Lets take a simple program which prints the square of a number entered on the command line.

#include <stdio.h>

int main(int argc, char **argv) {
    int num = atoi(argv[1]);
    printf("%d\n",num);
    int i = 0;
    int total = 0;
    for(i = 0; i < num; i++) {
        total += num;
    }
    printf("%d\n",total);
    return 0;
}

As you can see, this is a O(n) calculation, looping over and over again.

Compiling this with gcc -S one gets a segment that is:

LBB1_1:
        movl    -36(%rbp), %eax
        movl    -28(%rbp), %ecx
        addl    %ecx, %eax
        movl    %eax, -36(%rbp)
        movl    -32(%rbp), %eax
        addl    $1, %eax
        movl    %eax, -32(%rbp)
LBB1_2:
        movl    -32(%rbp), %eax
        movl    -28(%rbp), %ecx
        cmpl    %ecx, %eax
        jl      LBB1_1

In this you can see the add being done, a compare and a jump back for the loop.

Doing the compile with gcc -S -O3 to get optimizations the segment between the calls to printf:

        callq   _printf
        testl   %ebx, %ebx
        jg      LBB1_2
        xorl    %ebx, %ebx
        jmp     LBB1_3
LBB1_2:
        imull   %ebx, %ebx
LBB1_3:
        movl    %ebx, %esi
        leaq    L_.str(%rip), %rdi
        xorb    %al, %al
        callq   _printf

One can now see instead it has no loop and furthermore, no adds. Instead there is a call to imull which multiplies the number by itself.

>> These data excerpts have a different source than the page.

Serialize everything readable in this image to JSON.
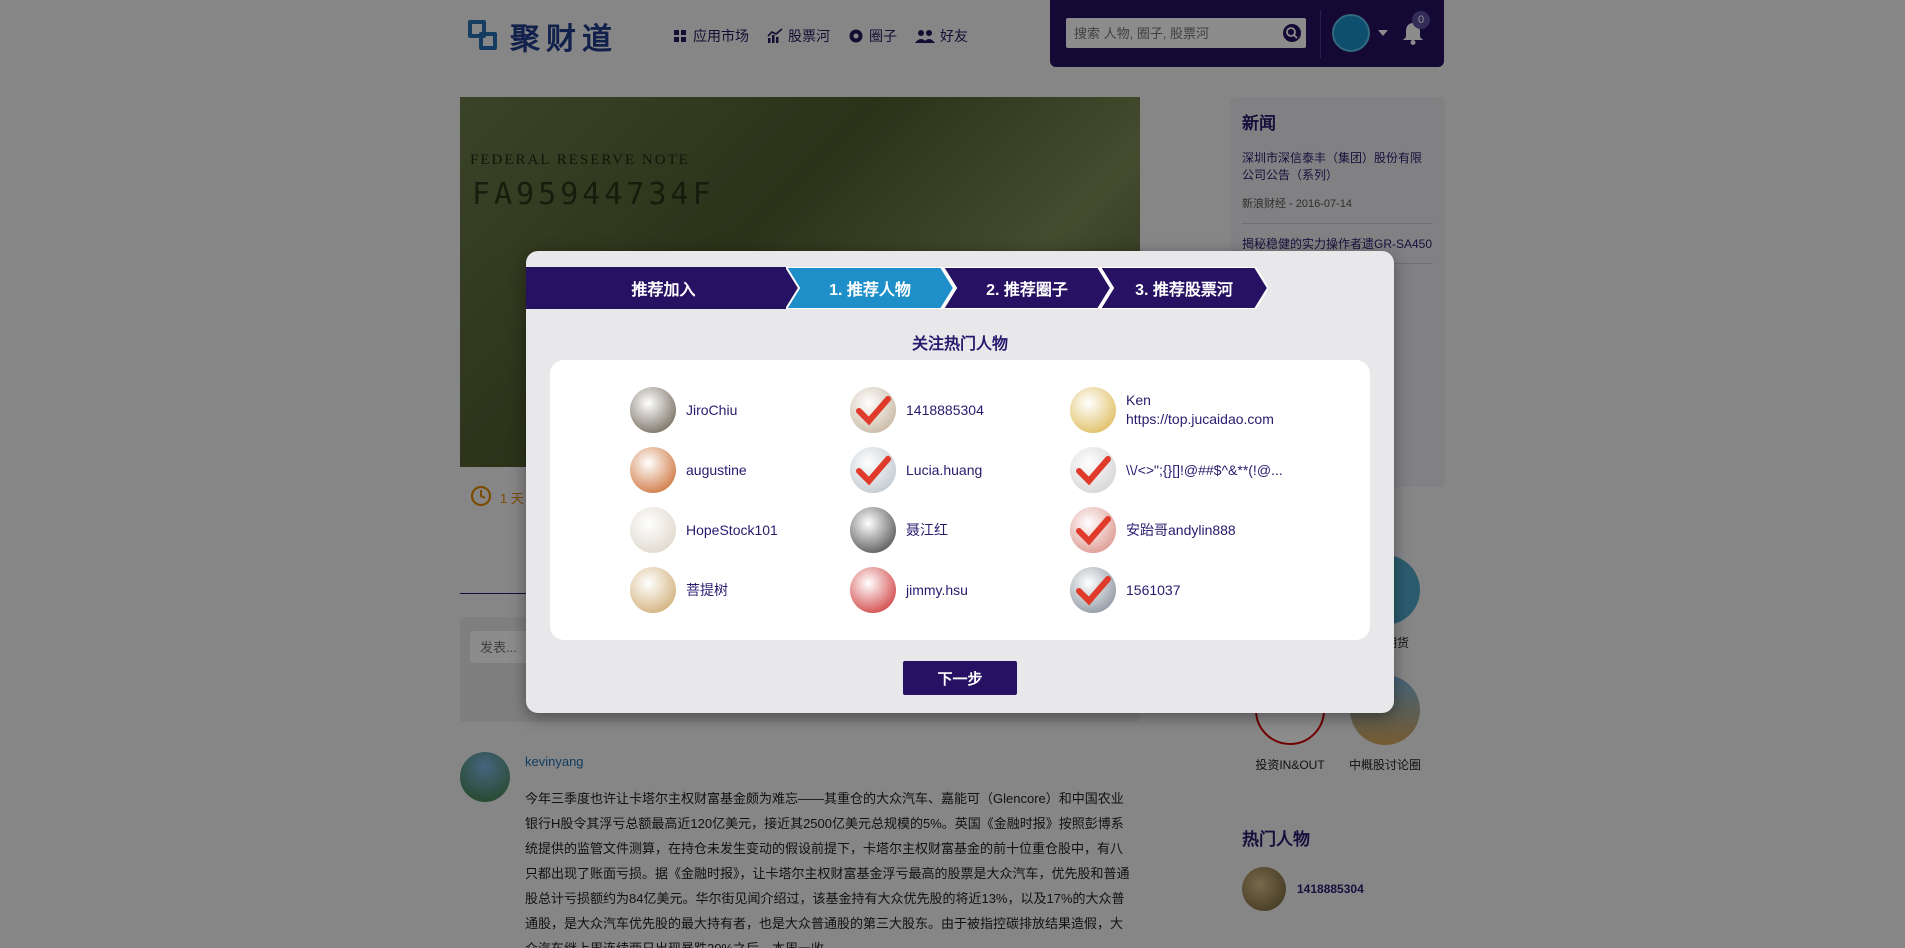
{
  "header": {
    "logo_text": "聚财道",
    "nav": [
      {
        "label": "应用市场",
        "icon": "grid-icon"
      },
      {
        "label": "股票河",
        "icon": "chart-icon"
      },
      {
        "label": "圈子",
        "icon": "circle-group-icon"
      },
      {
        "label": "好友",
        "icon": "friends-icon"
      }
    ],
    "search_placeholder": "搜索 人物, 圈子, 股票河",
    "notification_count": "0"
  },
  "background": {
    "hero_label": "FEDERAL RESERVE NOTE",
    "hero_serial": "FA95944734F",
    "time_text": "1 天",
    "post_placeholder": "发表...",
    "feed": {
      "author": "kevinyang",
      "text": "今年三季度也许让卡塔尔主权财富基金颇为难忘——其重仓的大众汽车、嘉能可（Glencore）和中国农业银行H股令其浮亏总额最高近120亿美元，接近其2500亿美元总规模的5%。英国《金融时报》按照彭博系统提供的监管文件测算，在持仓未发生变动的假设前提下，卡塔尔主权财富基金的前十位重仓股中，有八只都出现了账面亏损。据《金融时报》，让卡塔尔主权财富基金浮亏最高的股票是大众汽车，优先股和普通股总计亏损额约为84亿美元。华尔街见闻介绍过，该基金持有大众优先股的将近13%，以及17%的大众普通股，是大众汽车优先股的最大持有者，也是大众普通股的第三大股东。由于被指控碳排放结果造假，大众汽车继上周连续两日出现暴跌20%之后，本周一收"
    },
    "news": {
      "title": "新闻",
      "items": [
        {
          "text": "深圳市深信泰丰（集团）股份有限公司公告（系列）",
          "meta": "新浪财经 - 2016-07-14"
        },
        {
          "text": "揭秘稳健的实力操作者遗GR-SA450",
          "meta": ""
        }
      ]
    },
    "side_groups": [
      {
        "label": "投资期货"
      },
      {
        "label": "投资IN&OUT"
      },
      {
        "label": "中概股讨论圈"
      }
    ],
    "hot_people": {
      "title": "热门人物",
      "first": "1418885304"
    }
  },
  "modal": {
    "steps": [
      {
        "label": "推荐加入",
        "active": false
      },
      {
        "label": "1. 推荐人物",
        "active": true
      },
      {
        "label": "2. 推荐圈子",
        "active": false
      },
      {
        "label": "3. 推荐股票河",
        "active": false
      }
    ],
    "heading": "关注热门人物",
    "people": [
      {
        "name": "JiroChiu",
        "sub": "",
        "checked": false,
        "color": "#5a5040"
      },
      {
        "name": "1418885304",
        "sub": "",
        "checked": true,
        "color": "#9a7c55"
      },
      {
        "name": "Ken",
        "sub": "https://top.jucaidao.com",
        "checked": false,
        "color": "#d8b040"
      },
      {
        "name": "augustine",
        "sub": "",
        "checked": false,
        "color": "#c55a18"
      },
      {
        "name": "Lucia.huang",
        "sub": "",
        "checked": true,
        "color": "#8a9aa8"
      },
      {
        "name": "\\\\/<>\";{}[]!@##$^&**(!@...",
        "sub": "",
        "checked": true,
        "color": "#b0b0b0"
      },
      {
        "name": "HopeStock101",
        "sub": "",
        "checked": false,
        "color": "#d8d0c0"
      },
      {
        "name": "聂江红",
        "sub": "",
        "checked": false,
        "color": "#333333"
      },
      {
        "name": "安跆哥andylin888",
        "sub": "",
        "checked": true,
        "color": "#c04030"
      },
      {
        "name": "菩提树",
        "sub": "",
        "checked": false,
        "color": "#c8a060"
      },
      {
        "name": "jimmy.hsu",
        "sub": "",
        "checked": false,
        "color": "#c81e1e"
      },
      {
        "name": "1561037",
        "sub": "",
        "checked": true,
        "color": "#2c3e50"
      }
    ],
    "next_label": "下一步",
    "colors": {
      "step_inactive": "#261162",
      "step_active": "#1e8fc8",
      "check": "#e03a2a"
    }
  }
}
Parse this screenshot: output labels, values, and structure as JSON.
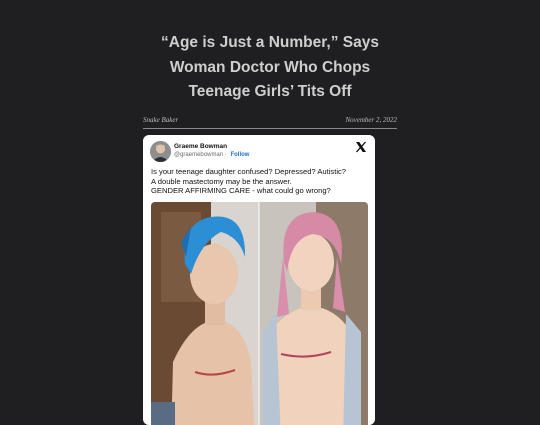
{
  "article": {
    "title_lines": [
      "“Age is Just a Number,” Says",
      "Woman Doctor Who Chops",
      "Teenage Girls’ Tits Off"
    ],
    "author": "Snake Baker",
    "date": "November 2, 2022"
  },
  "tweet": {
    "user_name": "Graeme Bowman",
    "handle": "@graemebowman",
    "separator": " · ",
    "follow_label": "Follow",
    "brand_icon": "x-logo-icon",
    "text_lines": [
      "Is your teenage daughter confused? Depressed? Autistic?",
      "A double mastectomy may be the answer.",
      "GENDER AFFIRMING CARE - what could go wrong?"
    ]
  }
}
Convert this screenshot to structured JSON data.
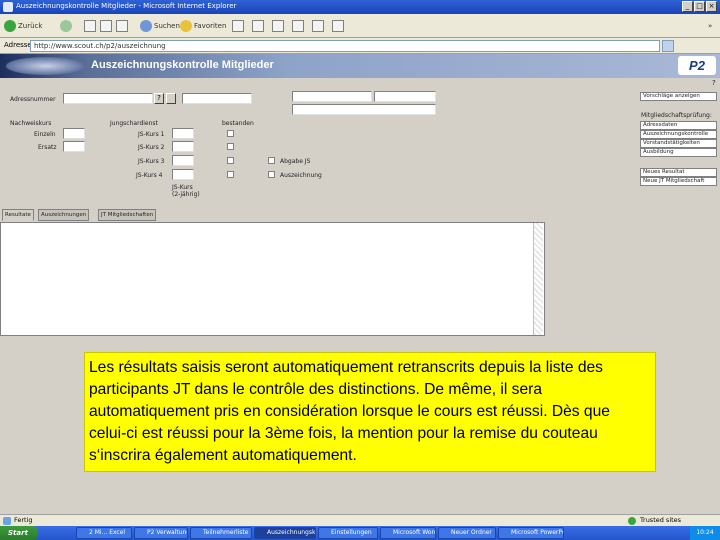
{
  "window": {
    "title": "Auszeichnungskontrolle Mitglieder - Microsoft Internet Explorer",
    "controls": {
      "minimize": "_",
      "maximize": "□",
      "close": "×"
    }
  },
  "toolbar": {
    "back_label": "Zurück",
    "search_label": "Suchen",
    "favorites_label": "Favoriten",
    "go_label": "»"
  },
  "addressbar": {
    "label": "Adresse",
    "url": "http://www.scout.ch/p2/auszeichnung"
  },
  "app": {
    "title": "Auszeichnungskontrolle Mitglieder",
    "brand": "P2",
    "help": "?"
  },
  "form": {
    "adressnummer_label": "Adressnummer",
    "lookup_btn": "?",
    "nachweiskurs_label": "Nachweiskurs",
    "nachweis": [
      "Einzeln",
      "Ersatz"
    ],
    "jungschar_label": "Jungschardienst",
    "bestanden_label": "bestanden",
    "kurse": [
      "JS-Kurs 1",
      "JS-Kurs 2",
      "JS-Kurs 3",
      "JS-Kurs 4"
    ],
    "check_labels": [
      "Abgabe JS",
      "Auszeichnung"
    ],
    "note_small": [
      "JS-Kurs",
      "(2-jährig)"
    ]
  },
  "right_panel": {
    "top_button": "Vorschläge anzeigen",
    "section_label": "Mitgliedschaftsprüfung:",
    "buttons": [
      "Adressdaten",
      "Auszeichnungskontrolle",
      "Vorstandstätigkeiten",
      "Ausbildung"
    ],
    "bottom_buttons": [
      "Neues Resultat",
      "Neue JT Mitgliedschaft"
    ]
  },
  "tabs": [
    "Resultate",
    "Auszeichnungen",
    "JT Mitgliedschaften"
  ],
  "note": {
    "text": "Les résultats saisis seront automatiquement retranscrits depuis la liste des participants JT dans le contrôle des distinctions. De même, il sera automatiquement pris en considération lorsque le cours est réussi. Dès que celui-ci est réussi pour la 3ème fois, la mention pour la remise du couteau s‘inscrira également automatiquement."
  },
  "statusbar": {
    "status": "Fertig",
    "zone": "Trusted sites"
  },
  "taskbar": {
    "start": "Start",
    "tasks": [
      "2 Mi... Excel",
      "P2 Verwaltung",
      "Teilnehmerliste",
      "Auszeichnungsko...",
      "Einstellungen",
      "Microsoft Word",
      "Neuer Ordner",
      "Microsoft PowerPoint"
    ],
    "clock": "10:24"
  },
  "colors": {
    "note_background": "#ffff00",
    "header_gradient": "#1c2e5c",
    "brand": "#1d3a8a"
  },
  "icons": [
    "ie-icon",
    "back-icon",
    "search-icon",
    "favorites-icon",
    "lookup-icon",
    "status-icon",
    "zone-icon"
  ]
}
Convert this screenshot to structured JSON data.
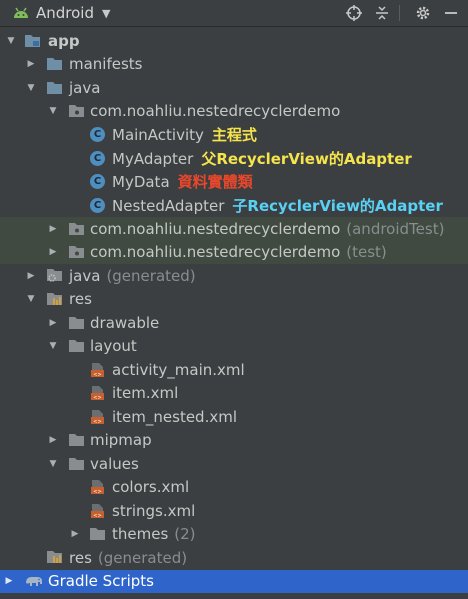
{
  "toolbar": {
    "title": "Android",
    "icons": [
      "android-icon",
      "chevron-down-icon",
      "crosshair-icon",
      "collapse-all-icon",
      "gear-icon",
      "minimize-icon"
    ]
  },
  "tree": {
    "app": "app",
    "manifests": "manifests",
    "java": "java",
    "pkg_main": "com.noahliu.nestedrecyclerdemo",
    "main_activity": "MainActivity",
    "main_activity_note": "主程式",
    "my_adapter": "MyAdapter",
    "my_adapter_note": "父RecyclerView的Adapter",
    "my_data": "MyData",
    "my_data_note": "資料實體類",
    "nested_adapter": "NestedAdapter",
    "nested_adapter_note": "子RecyclerView的Adapter",
    "pkg_android_test": "com.noahliu.nestedrecyclerdemo",
    "pkg_android_test_suffix": "(androidTest)",
    "pkg_test": "com.noahliu.nestedrecyclerdemo",
    "pkg_test_suffix": "(test)",
    "java_gen": "java",
    "java_gen_suffix": "(generated)",
    "res": "res",
    "drawable": "drawable",
    "layout": "layout",
    "activity_main": "activity_main.xml",
    "item": "item.xml",
    "item_nested": "item_nested.xml",
    "mipmap": "mipmap",
    "values": "values",
    "colors": "colors.xml",
    "strings": "strings.xml",
    "themes": "themes",
    "themes_count": "(2)",
    "res_gen": "res",
    "res_gen_suffix": "(generated)",
    "gradle": "Gradle Scripts"
  },
  "colors": {
    "background": "#3c3f41",
    "selected": "#2f65ca",
    "highlight": "#404a40",
    "annotation_yellow": "#f5e44d",
    "annotation_red": "#e8472b",
    "annotation_cyan": "#59d1f5"
  }
}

The compiler has recognized a the loop and the math operator inside and replaced it by the proper calculation.

---

Note that this included a call to atoi to get the number. When the number exists already in the code, the complier will pre-calculate the value rather than making actual calls as demonstrated in a comparison between the performance of sqrt in C# and C where sqrt(2) (a constant) was being summed across a loop 1,000,000 times.

Answer 3

A compiler which is aware that the language is using big-num doing strength reduction (replacing multiplications by the index of a loop by an addition) would change the complexity of that multiplication from O(n log n) at best to O(n).